A estas alturas, puede decirse que la propia celebración del referéndum es un milagro. Hace unos meses, los más optimistas señalaban que la consulta acabaría retrasándose. No ha sido así y aunque hay dudas de que todo salga bien, lo cierto es que la fecha prevista del 9 de enero (la consulta se prolongará probablemente hasta el día 15) quedará para la historia, sea cual sea la respuesta de los sudaneses del sur. Todos los pronósticos aseguran que esta será un respaldo masivo a la secesión del norte.

Los hermanos del norte y los hermanos del sur llevan 20 años resolviendo sus diferencias con la violencia desde que el conjunto del país se independizó de Reino Unido en 1956. La colonia siempre los trató como dos regiones muy diferenciadas pero a finales de los 40 decidió unirlos. El norte, donde los ingleses habían dejado más impronta se acabó imponiéndose sobre el sur. Pasados unos años de la independencia, estalló la Guerra civil de Sudán que tras un parón de una década, entre 1972 y 1983, fue retomada para continuar hasta 2005 y dejar un saldo de dos millones de muertos. Uno de los principales problemas ha sido la religión; los sudaneses del norte son musulmanes y los del sur, cristianos, aunque con una presencia considerable de religiones animistas. Esas diferencias aumentan cuando hay petróleo de por medio. Los recursos están en el sur (75%) pero las instalaciones para sacar partido de él están en el norte.

La separación y las más que posibles disputas por la gestión de esos recursos han hecho que la comunidad internacional hayan temido una nueva guerra. Un programa llamado Satellite Sentinel Project, financiado por el actor George Clooney y con la colaboración de Naciones Unidas y Google, vigilará desde el espacio los movimientos de tropas y cualquier señal de violencia.

A pesar de la iniciativa de Clooney, no parece que esta vez los ánimos estén para continuar luchando. El presidente de Sudán, Omar al-Bashir, acusado por la Corte Penal Internacional de ser un genocida en la región de Darfur, al oeste de Sudán, ha dicho que el norte acatará la decisión del sur. El país entero no puede soportar otra guerra. Las cifras de pobreza, sobre todo en el sur, son brutales: más del 90% de sus nueve millones de habitantes vive con menos de un dólar al día, el 85% de la población es analfabeta y el 33% sufre hambre crónica, según cifras de Naciones Unidas.
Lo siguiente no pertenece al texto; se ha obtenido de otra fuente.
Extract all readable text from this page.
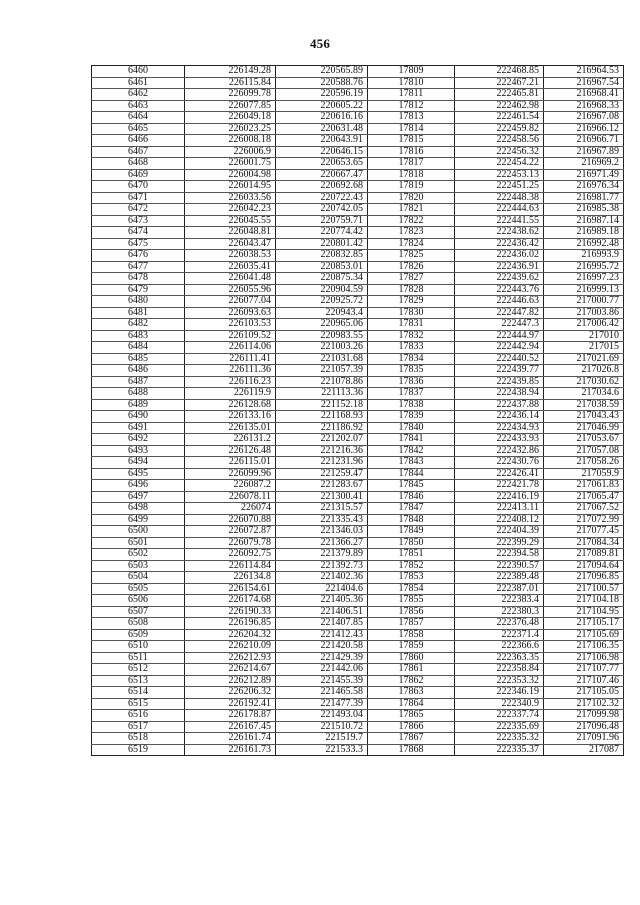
456
6460	226149.28	220565.89	17809	222468.85	216964.53
6461	226115.84	220588.76	17810	222467.21	216967.54
6462	226099.78	220596.19	17811	222465.81	216968.41
6463	226077.85	220605.22	17812	222462.98	216968.33
6464	226049.18	220616.16	17813	222461.54	216967.08
6465	226023.25	220631.48	17814	222459.82	216966.12
6466	226008.18	220643.91	17815	222458.56	216966.71
6467	226006.9	220646.15	17816	222456.32	216967.89
6468	226001.75	220653.65	17817	222454.22	216969.2
6469	226004.98	220667.47	17818	222453.13	216971.49
6470	226014.95	220692.68	17819	222451.25	216976.34
6471	226033.56	220722.43	17820	222448.38	216981.77
6472	226042.23	220742.05	17821	222444.63	216985.38
6473	226045.55	220759.71	17822	222441.55	216987.14
6474	226048.81	220774.42	17823	222438.62	216989.18
6475	226043.47	220801.42	17824	222436.42	216992.48
6476	226038.53	220832.85	17825	222436.02	216993.9
6477	226035.41	220853.01	17826	222436.91	216995.72
6478	226041.48	220875.34	17827	222439.62	216997.23
6479	226055.96	220904.59	17828	222443.76	216999.13
6480	226077.04	220925.72	17829	222446.63	217000.77
6481	226093.63	220943.4	17830	222447.82	217003.86
6482	226103.53	220965.06	17831	222447.3	217006.42
6483	226109.52	220983.55	17832	222444.97	217010
6484	226114.06	221003.26	17833	222442.94	217015
6485	226111.41	221031.68	17834	222440.52	217021.69
6486	226111.36	221057.39	17835	222439.77	217026.8
6487	226116.23	221078.86	17836	222439.85	217030.62
6488	226119.9	221113.36	17837	222438.94	217034.6
6489	226128.68	221152.18	17838	222437.88	217038.59
6490	226133.16	221168.93	17839	222436.14	217043.43
6491	226135.01	221186.92	17840	222434.93	217046.99
6492	226131.2	221202.07	17841	222433.93	217053.67
6493	226126.48	221216.36	17842	222432.86	217057.08
6494	226115.01	221231.96	17843	222430.76	217058.26
6495	226099.96	221259.47	17844	222426.41	217059.9
6496	226087.2	221283.67	17845	222421.78	217061.83
6497	226078.11	221300.41	17846	222416.19	217065.47
6498	226074	221315.57	17847	222413.11	217067.52
6499	226070.88	221335.43	17848	222408.12	217072.99
6500	226072.87	221346.03	17849	222404.39	217077.45
6501	226079.78	221366.27	17850	222399.29	217084.34
6502	226092.75	221379.89	17851	222394.58	217089.81
6503	226114.84	221392.73	17852	222390.57	217094.64
6504	226134.8	221402.36	17853	222389.48	217096.85
6505	226154.61	221404.6	17854	222387.01	217100.57
6506	226174.68	221405.36	17855	222383.4	217104.18
6507	226190.33	221406.51	17856	222380.3	217104.95
6508	226196.85	221407.85	17857	222376.48	217105.17
6509	226204.32	221412.43	17858	222371.4	217105.69
6510	226210.09	221420.58	17859	222366.6	217106.35
6511	226212.93	221429.39	17860	222363.35	217106.98
6512	226214.67	221442.06	17861	222358.84	217107.77
6513	226212.89	221455.39	17862	222353.32	217107.46
6514	226206.32	221465.58	17863	222346.19	217105.05
6515	226192.41	221477.39	17864	222340.9	217102.32
6516	226178.87	221493.04	17865	222337.74	217099.98
6517	226167.45	221510.72	17866	222335.69	217096.48
6518	226161.74	221519.7	17867	222335.32	217091.96
6519	226161.73	221533.3	17868	222335.37	217087
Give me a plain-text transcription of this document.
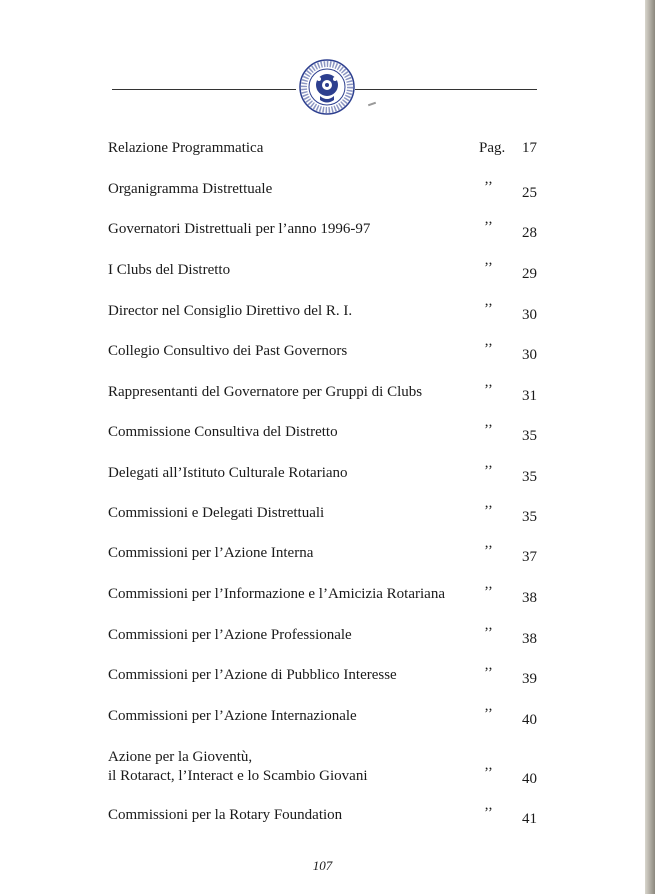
Relazione Programmatica	Pag. 17
Organigramma Distrettuale	’’ 25
Governatori Distrettuali per l’anno 1996-97	’’ 28
I Clubs del Distretto	’’ 29
Director nel Consiglio Direttivo del R. I.	’’ 30
Collegio Consultivo dei Past Governors	’’ 30
Rappresentanti del Governatore per Gruppi di Clubs	’’ 31
Commissione Consultiva del Distretto	’’ 35
Delegati all’Istituto Culturale Rotariano	’’ 35
Commissioni e Delegati Distrettuali	’’ 35
Commissioni per l’Azione Interna	’’ 37
Commissioni per l’Informazione e l’Amicizia Rotariana	’’ 38
Commissioni per l’Azione Professionale	’’ 38
Commissioni per l’Azione di Pubblico Interesse	’’ 39
Commissioni per l’Azione Internazionale	’’ 40
Azione per la Gioventù,
il Rotaract, l’Interact e lo Scambio Giovani	’’ 40
Commissioni per la Rotary Foundation	’’ 41
107
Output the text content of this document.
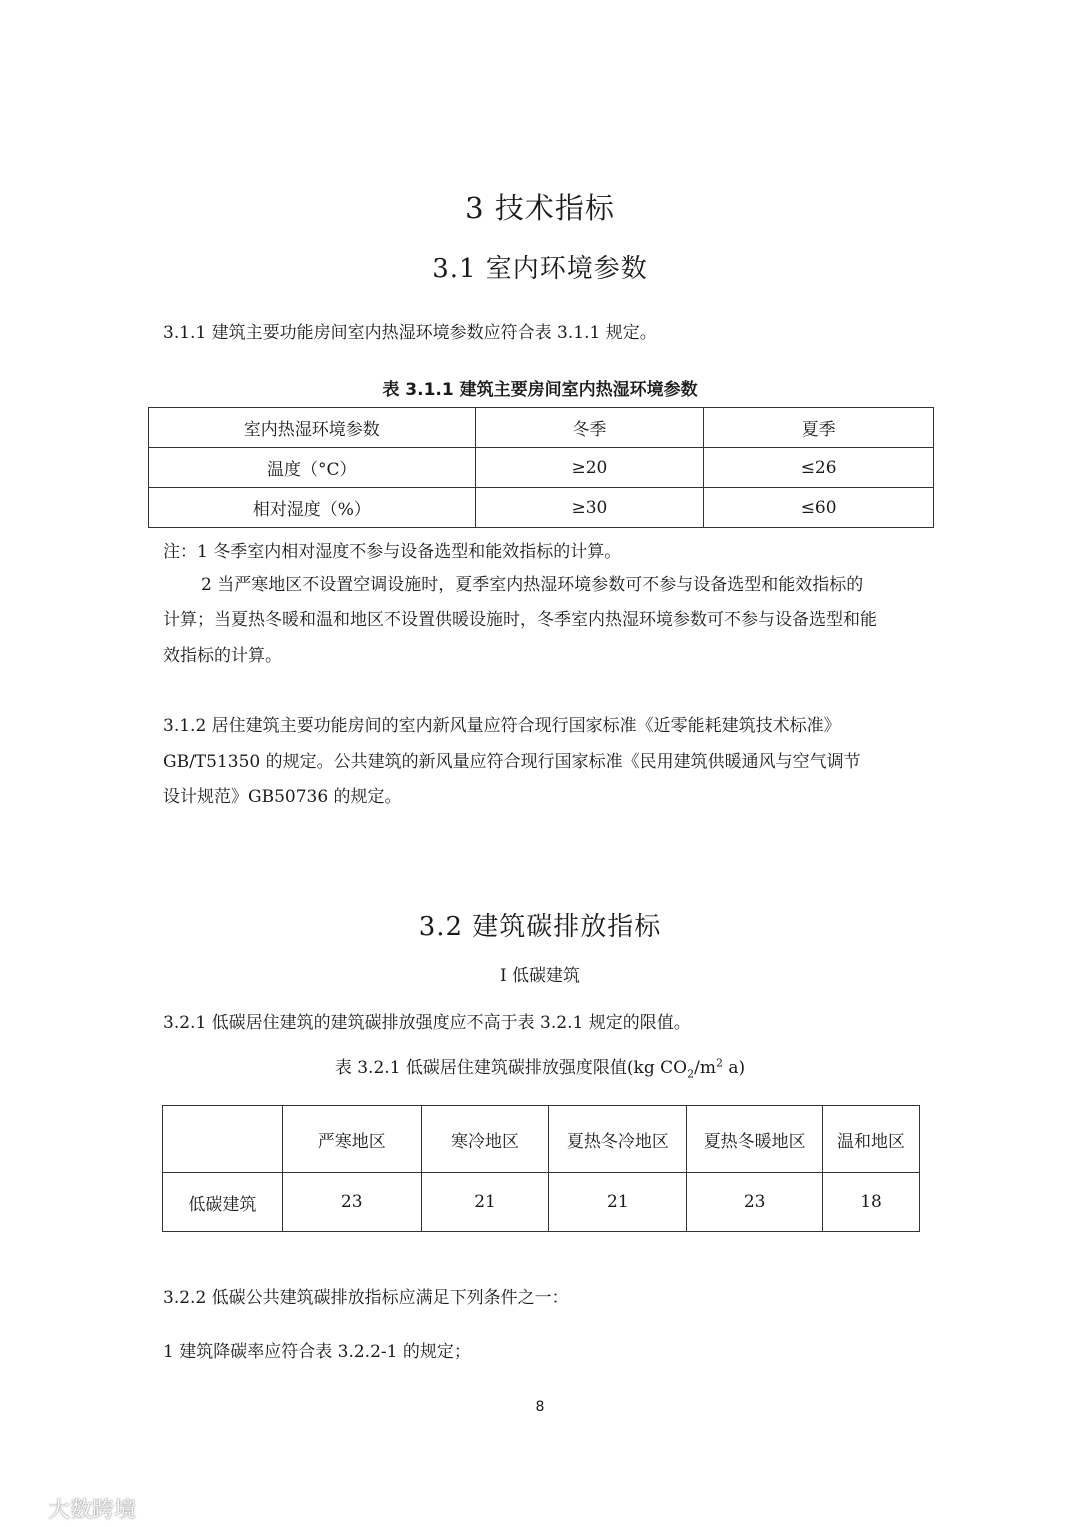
3 技术指标
3.1 室内环境参数
3.1.1 建筑主要功能房间室内热湿环境参数应符合表 3.1.1 规定。
表 3.1.1 建筑主要房间室内热湿环境参数
室内热湿环境参数	冬季	夏季
温度（°C）	≥20	≤26
相对湿度（%）	≥30	≤60
注：1 冬季室内相对湿度不参与设备选型和能效指标的计算。
2 当严寒地区不设置空调设施时，夏季室内热湿环境参数可不参与设备选型和能效指标的
计算；当夏热冬暖和温和地区不设置供暖设施时，冬季室内热湿环境参数可不参与设备选型和能
效指标的计算。
3.1.2 居住建筑主要功能房间的室内新风量应符合现行国家标准《近零能耗建筑技术标准》
GB/T51350 的规定。公共建筑的新风量应符合现行国家标准《民用建筑供暖通风与空气调节
设计规范》GB50736 的规定。
3.2 建筑碳排放指标
I 低碳建筑
3.2.1 低碳居住建筑的建筑碳排放强度应不高于表 3.2.1 规定的限值。
表 3.2.1 低碳居住建筑碳排放强度限值(kg $CO_2/m^2$ a)
	严寒地区	寒冷地区	夏热冬冷地区	夏热冬暖地区	温和地区
低碳建筑	23	21	21	23	18
3.2.2 低碳公共建筑碳排放指标应满足下列条件之一：
1 建筑降碳率应符合表 3.2.2-1 的规定；
8
大数跨境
Los enfrentamientos podrían darse esta vez entre algunas de las tribus que pueblan la frontera, algunas de las cuales conviven en territorios que no han decidido aún a qué lado de línea quieren quedarse. Por ejemplo, la disputada región central de Abyei no sabrá a qué lado pertenece hasta bastante después. El referéndum que tenía que celebrase en la misma fecha se ha pospuesto.

Ese es fundamentalmente el problema, no el referéndum en sí mismo, sino lo que pasará después. Por ahora, el destino de Sudán está en manos de los 3,9 millones de sureños convocados a las urnas.